Aqueles olhos azuis profundos a encaravam tão de perto que podia sentir a respiração dele em seu rosto. Iduna, sem saber o que fazer, mergulhou e nadou para mais fundo no mar. Ela sentia seu coração bater forte enquanto nadava, sem entender bem o porquê, nunca tinha visto seu chefe de guarda como um interesse romântico, apesar de achar ele realmente muito bonito. Mas aquela proximidade, fora do ambiente do QG parecia ter mostrado um lado dele que ela não tinha reparado, um lado mais sexy, lado que ela nem sabia se ele queria mostrar ou se era natural a ele, algo inconsciente. Após esse mergulho, emergiu numa parte mais funda do mar, achando que Lance havia ficado para traz, mas assim que pôs a cabeça para fora, viu ele ao seu lado novamente.

— Vai ficar me seguindo na água também? - Iduna disse sem graça.

— Mas foi você que me chamou para nadar, se lembra? - Lance retrucou rindo.

Sem saber o que fazer, a reação da garota foi de jogar uma onda de água na cara de seu chefe. Ele revidou, jogando mais água e a tensão que a jovem sentiu se dissipou naquela brincadeira infantil. Após um tempo na água, decidiram que já era tarde, que precisavam voltar. Saíram da água, se vestiram e seguiram o caminho para o QG. Não trocaram palavras por boa parte do caminho, mas, antes de chegarem no portão da fortaleza, Lance resolveu falar.

— Obrigado por ter passado esse tempo comigo.
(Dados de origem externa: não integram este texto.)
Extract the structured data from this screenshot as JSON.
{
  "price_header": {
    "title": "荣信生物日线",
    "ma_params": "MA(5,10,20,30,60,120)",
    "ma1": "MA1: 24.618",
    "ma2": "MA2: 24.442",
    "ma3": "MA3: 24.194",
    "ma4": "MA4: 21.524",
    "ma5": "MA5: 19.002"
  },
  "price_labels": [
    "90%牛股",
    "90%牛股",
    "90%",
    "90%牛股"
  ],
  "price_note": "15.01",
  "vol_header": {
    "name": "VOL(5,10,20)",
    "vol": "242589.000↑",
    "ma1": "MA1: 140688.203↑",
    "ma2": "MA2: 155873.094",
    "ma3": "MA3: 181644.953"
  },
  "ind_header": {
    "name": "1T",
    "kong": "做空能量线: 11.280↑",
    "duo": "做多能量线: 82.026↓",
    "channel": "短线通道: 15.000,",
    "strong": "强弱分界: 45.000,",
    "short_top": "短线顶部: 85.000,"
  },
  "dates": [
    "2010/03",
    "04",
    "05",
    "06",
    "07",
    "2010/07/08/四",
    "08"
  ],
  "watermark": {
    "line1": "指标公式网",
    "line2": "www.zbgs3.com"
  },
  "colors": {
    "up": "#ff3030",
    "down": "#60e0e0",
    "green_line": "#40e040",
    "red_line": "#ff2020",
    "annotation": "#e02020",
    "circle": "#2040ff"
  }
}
Hoje é um dia bem complicado para mim, mas ter você comigo pareceu que foi menos pesado.

— Não foi nada para mim, já disse que gosto de conversar com você. Você é um bom chefe e tenho sorte de ser sua subordinada. - Lance pareceu incomodado com a fala de Iduna e parou de andar, fazendo a garota parar também e se virar para ele.

— Eu não te vejo só como uma subordinada. Eu não sou tão bem quisto no QG, não tem muitas pessoas que são próximas a mim. Eu gostaria que você me visse como seu amigo, pois é assim que eu te vejo. - Iduna pareceu surpresa num primeiro momento, mas após isso, sorriu para ele e respondeu.

— Tudo bem, somos amigos, mas não vai me pedir dinheiro emprestado, porque eu estou sem. - Ambos riram e seguiram para os quartos para se preparar para mais um dia de serviço.